Antes de la Ley 5/2012 de 6 de julio, desarrollada por el Reglamento 980/2013 de 13 de diciembre, como normas aprobadas en cumplimiento de la Directiva Europea 2008/52/CE, las personas individual o colectivamente y las Empresas, ante un conflicto surgido con cualquier otra persona física o jurídica, solo teníamos una alternativa para su solución,  acudir a los Tribunales de Justicia –en la mayoría de los casos dirigido por un Abogado y representado por un Procurador- para que estos resolvieran dicho debate; es decir, solo podíamos someter la resolución de la discusión a la interpretación que de hecho o de Derecho un Juez decidiera;  si  dicha decisión no era de nuestro gusto, recurríamos lo resuelto hasta conseguir que nos dieran la razón o por el contrario nos teníamos que conformar con lo dictado en la primera instancia.

Independientemente de las garantías que el sistema judicial nos ofrece,  no podemos obviar que la solución adoptada vendrá dispuesta por  una serie de variables de carácter imprevisible, y que escapan por supuesto a nuestra voluntad,  la satisfacción y aceptación de la misma va a depender en la mayoría de los casos de si esta nos es o no favorable, sin olvidar los costes de tiempo y económicos empleados en dicha solución, y todo ello sin hablar del coste emocional que supone que otra persona no sea capaz de ver, como nosotros vemos “la razón” que nos ampara  como nuestro legítimo, porque como dijo alguien “La sentencia soluciona el litigio pero no lo hace con el conflicto”
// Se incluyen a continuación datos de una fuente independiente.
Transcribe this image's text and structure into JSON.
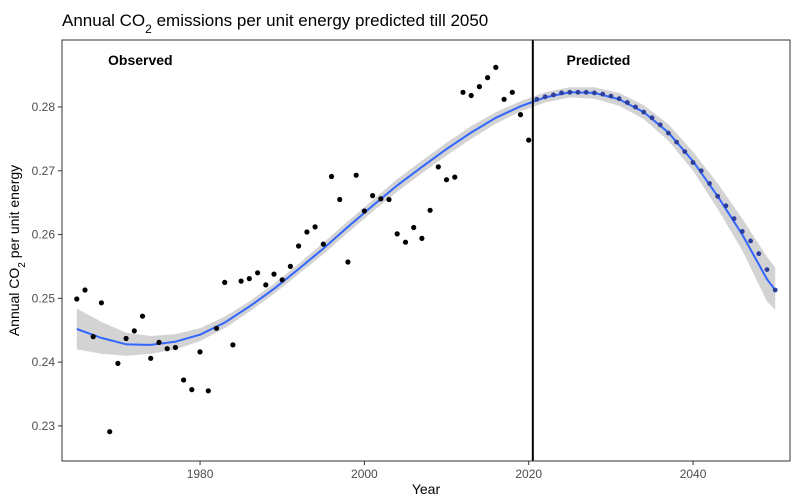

Hoy día la propia Ley, como alternativa a los Tribunales de Justicia, nos ofrece la posibilidad de ser  nosotros mismos los que decidamos, con el concurso de nuestra voluntad cual va a ser el futuro de nuestro conflicto o “problema”,de ser los protagonistas y al mismo tiempo los guionistas que van a escribir cual será el final de nuestra historia, sin tener que empezar un guerra, en este caso legal.